Certificate Lifecycle¶
Nodes use short-lived join certificates issued by the Network Authority.
stateDiagram-v2
[*] --> Invited
Invited --> Issued: join with valid invite
Issued --> Renewed: renewal accepted
Renewed --> Renewed: renewal accepted
Issued --> Expired: validity window passes
Renewed --> Expired: validity window passes
Issued --> Revoked: operator revokes cert
Renewed --> Revoked: operator revokes cert
Revoked --> BlockedKey: reason is key_compromise
Revoked --> Invited: non-compromise re-enrollment
Expired --> Invited: new invite
Enrollment¶
An operator creates an invite token with allowed roles and maximum validity.
The node generates or loads its Ed25519 keypair.
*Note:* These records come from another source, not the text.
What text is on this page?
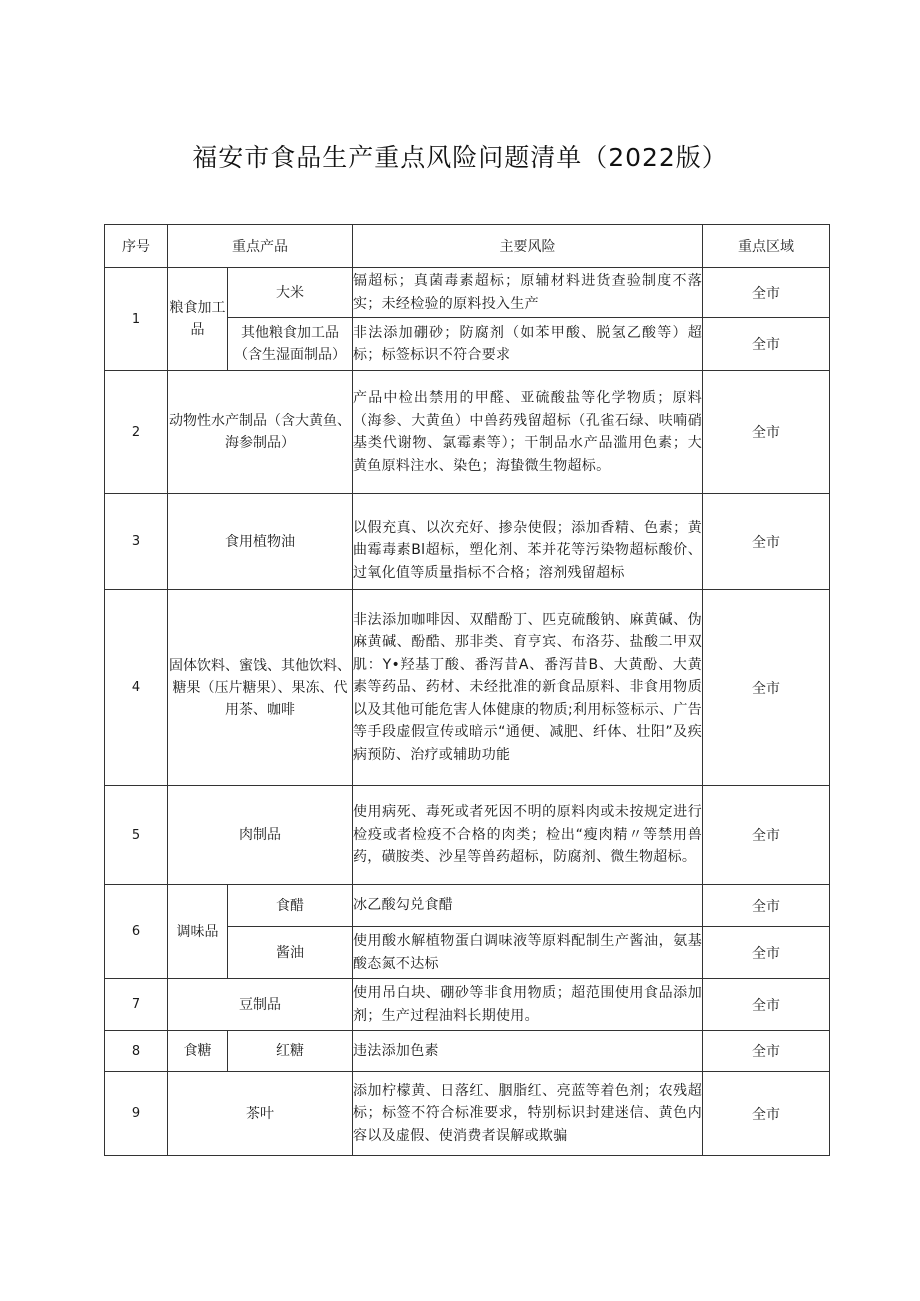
福安市食品生产重点风险问题清单（2022版）
序号	重点产品		主要风险	重点区域
1	粮食加工品	大米	镉超标；真菌毒素超标；原辅材料进货查验制度不落实；未经检验的原料投入生产	全市
		其他粮食加工品（含生湿面制品）	非法添加硼砂；防腐剂（如苯甲酸、脱氢乙酸等）超标；标签标识不符合要求	全市
2	动物性水产制品（含大黄鱼、海参制品）		产品中检出禁用的甲醛、亚硫酸盐等化学物质；原料（海参、大黄鱼）中兽药残留超标（孔雀石绿、呋喃硝基类代谢物、氯霉素等）；干制品水产品滥用色素；大黄鱼原料注水、染色；海蛰微生物超标。	全市
3	食用植物油		以假充真、以次充好、掺杂使假；添加香精、色素；黄曲霉毒素Bl超标，塑化剂、苯并花等污染物超标酸价、过氧化值等质量指标不合格；溶剂残留超标	全市
4	固体饮料、蜜饯、其他饮料、糖果（压片糖果）、果冻、代用茶、咖啡		非法添加咖啡因、双醋酚丁、匹克硫酸钠、麻黄碱、伪麻黄碱、酚酷、那非类、育亨宾、布洛芬、盐酸二甲双肌：Y•羟基丁酸、番泻昔A、番泻昔B、大黄酚、大黄素等药品、药材、未经批准的新食品原料、非食用物质以及其他可能危害人体健康的物质;利用标签标示、广告等手段虚假宣传或暗示“通便、减肥、纤体、壮阳”及疾病预防、治疗或辅助功能	全市
5	肉制品		使用病死、毒死或者死因不明的原料肉或未按规定进行检疫或者检疫不合格的肉类；检出“瘦肉精〃等禁用兽药，磺胺类、沙星等兽药超标，防腐剂、微生物超标。	全市
6	调味品	食醋	冰乙酸勾兑食醋	全市
		酱油	使用酸水解植物蛋白调味液等原料配制生产酱油，氨基酸态氮不达标	全市
7	豆制品		使用吊白块、硼砂等非食用物质；超范围使用食品添加剂；生产过程油料长期使用。	全市
8	食糖	红糖	违法添加色素	全市
9	茶叶		添加柠檬黄、日落红、胭脂红、亮蓝等着色剂；农残超标；标签不符合标准要求，特别标识封建迷信、黄色内容以及虚假、使消费者误解或欺骗	全市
The node submits its public key, invite token, requested validity, and a signature proving possession of the node private key.
The Network Authority validates the invite, node proof-of-possession, and validity cap, then issues a signed certificate.
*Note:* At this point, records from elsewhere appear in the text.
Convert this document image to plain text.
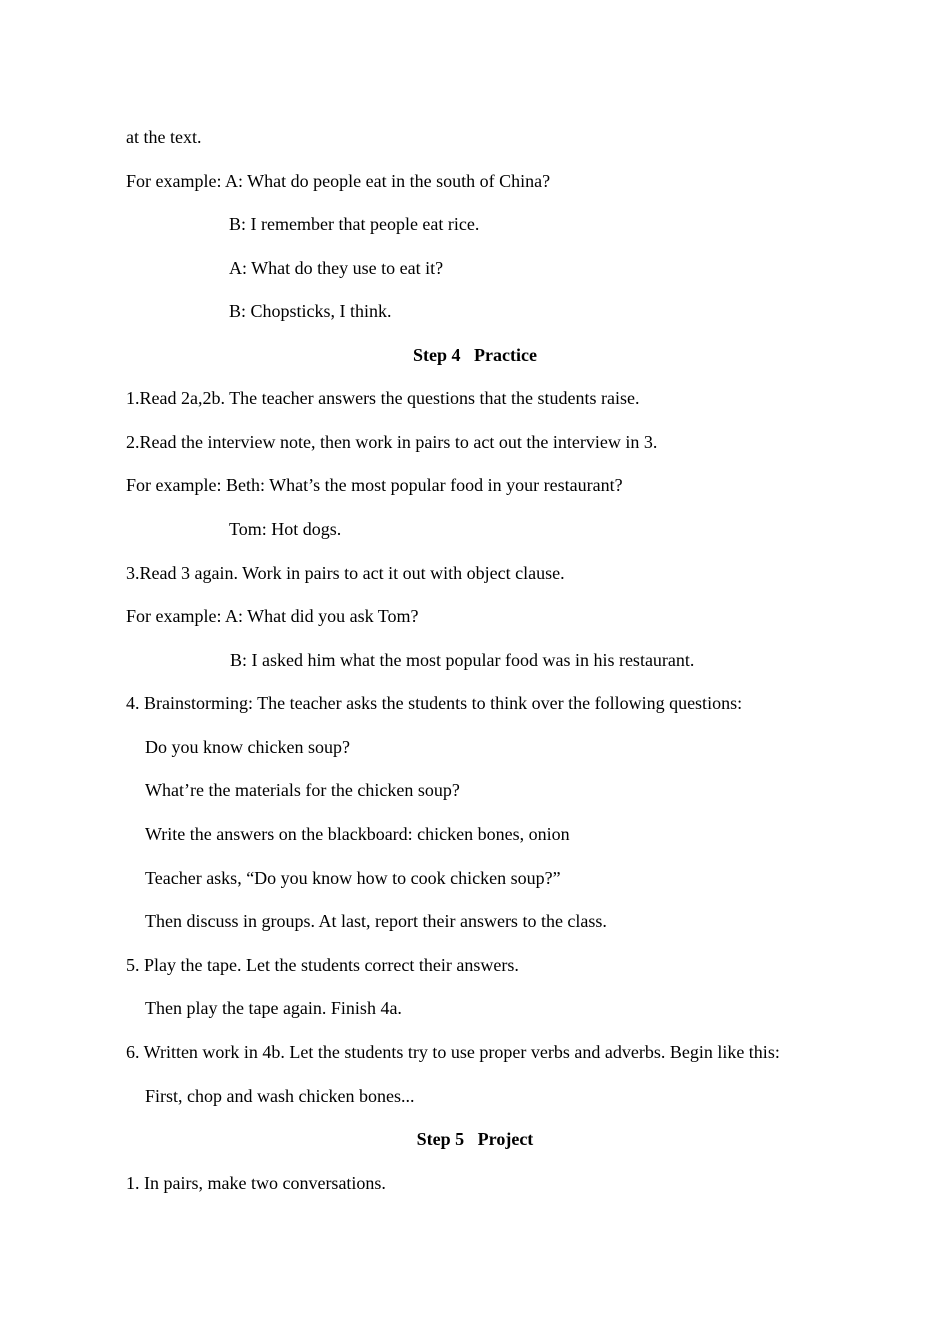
at the text.
For example: A: What do people eat in the south of China?
B: I remember that people eat rice.
A: What do they use to eat it?
B: Chopsticks, I think.
Step 4   Practice
1.Read 2a,2b. The teacher answers the questions that the students raise.
2.Read the interview note, then work in pairs to act out the interview in 3.
For example: Beth: What’s the most popular food in your restaurant?
Tom: Hot dogs.
3.Read 3 again. Work in pairs to act it out with object clause.
For example: A: What did you ask Tom?
B: I asked him what the most popular food was in his restaurant.
4. Brainstorming: The teacher asks the students to think over the following questions:
Do you know chicken soup?
What’re the materials for the chicken soup?
Write the answers on the blackboard: chicken bones, onion
Teacher asks, “Do you know how to cook chicken soup?”
Then discuss in groups. At last, report their answers to the class.
5. Play the tape. Let the students correct their answers.
Then play the tape again. Finish 4a.
6. Written work in 4b. Let the students try to use proper verbs and adverbs. Begin like this:
First, chop and wash chicken bones...
Step 5   Project
1. In pairs, make two conversations.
The invite token is marked used atomically with certificate issuance.
Renewal¶
Nodes can renew certificates before expiry. The Network Authority verifies:
the original certificate exists
the requester proves possession of the same node private key
the certificate is still inside its validity window
the certificate is not revoked
roles are preserved from server-side state
requested validity does not exceed the original invite’s maximum validity
Renewal creates a new certificate while preserving the node identity and role set. If a node asks for a longer renewal than allowed, the Network Authority caps the renewed certificate to the stored maximum validity.
Revocation¶
Operators revoke certificates through /admin/revoke. Revocation creates a new
signed CRL version and marks the certificate revoked in persistent state.
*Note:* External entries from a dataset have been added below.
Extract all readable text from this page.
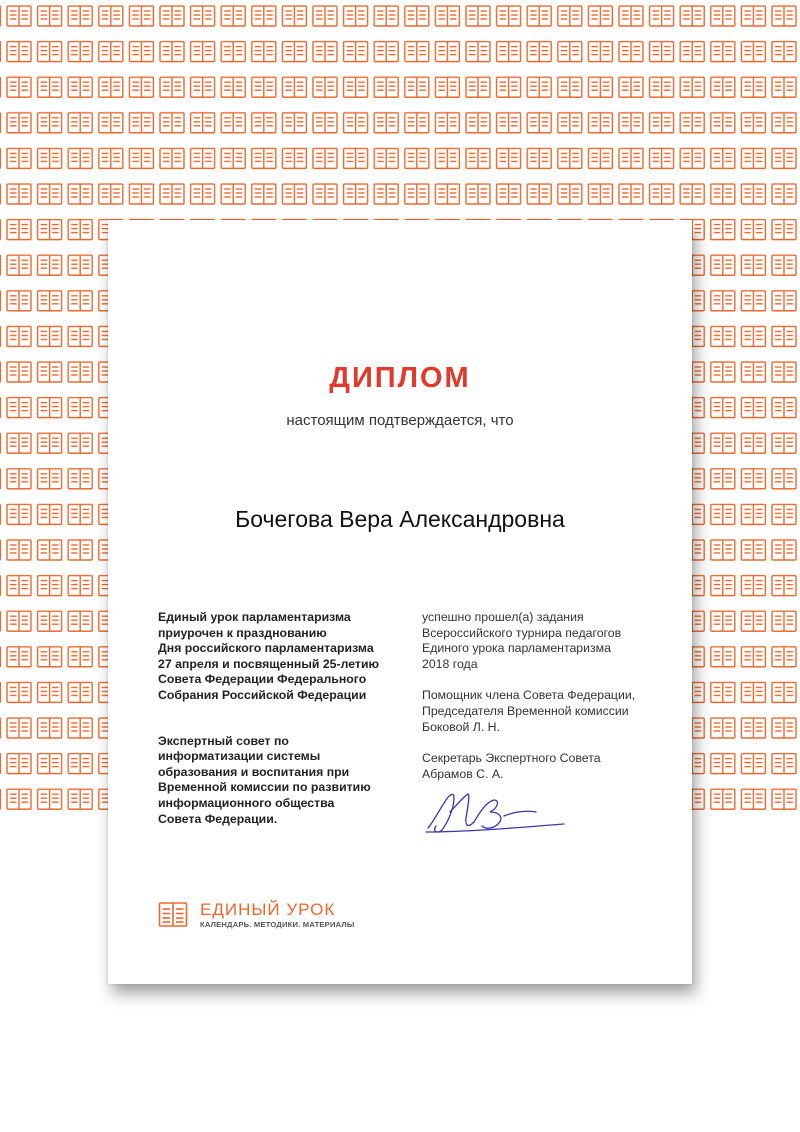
ДИПЛОМ
настоящим подтверждается, что
Бочегова Вера Александровна

Единый урок парламентаризма

приурочен к празднованию

Дня российского парламентаризма

27 апреля и посвященный 25-летию

Совета Федерации Федерального

Собрания Российской Федерации

Экспертный совет по

информатизации системы

образования и воспитания при

Временной комиссии по развитию

информационного общества

Совета Федерации.

успешно прошел(а) задания

Всероссийского турнира педагогов

Единого урока парламентаризма

2018 года

Помощник члена Совета Федерации,

Председателя Временной комиссии

Боковой Л. Н.

Секретарь Экспертного Совета

Абрамов С. А.

ЕДИНЫЙ УРОК
КАЛЕНДАРЬ. МЕТОДИКИ. МАТЕРИАЛЫ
Revocation reasons matter:
key_compromiseblocks future joins using the same node public key.cessation_of_operation,superseded, andunspecifiedrevoke the current certificate without permanently blocking that public key from re-enrollment.
Expiry¶
Expired certificates fail peer validation and are rejected by the Network Authority for heartbeat and renewal. Nodes should renew before expiry and should treat renewal failures as operationally significant. Once a certificate expires, the node needs a new invite and enrollment flow unless the operator provides a different re-enrollment policy.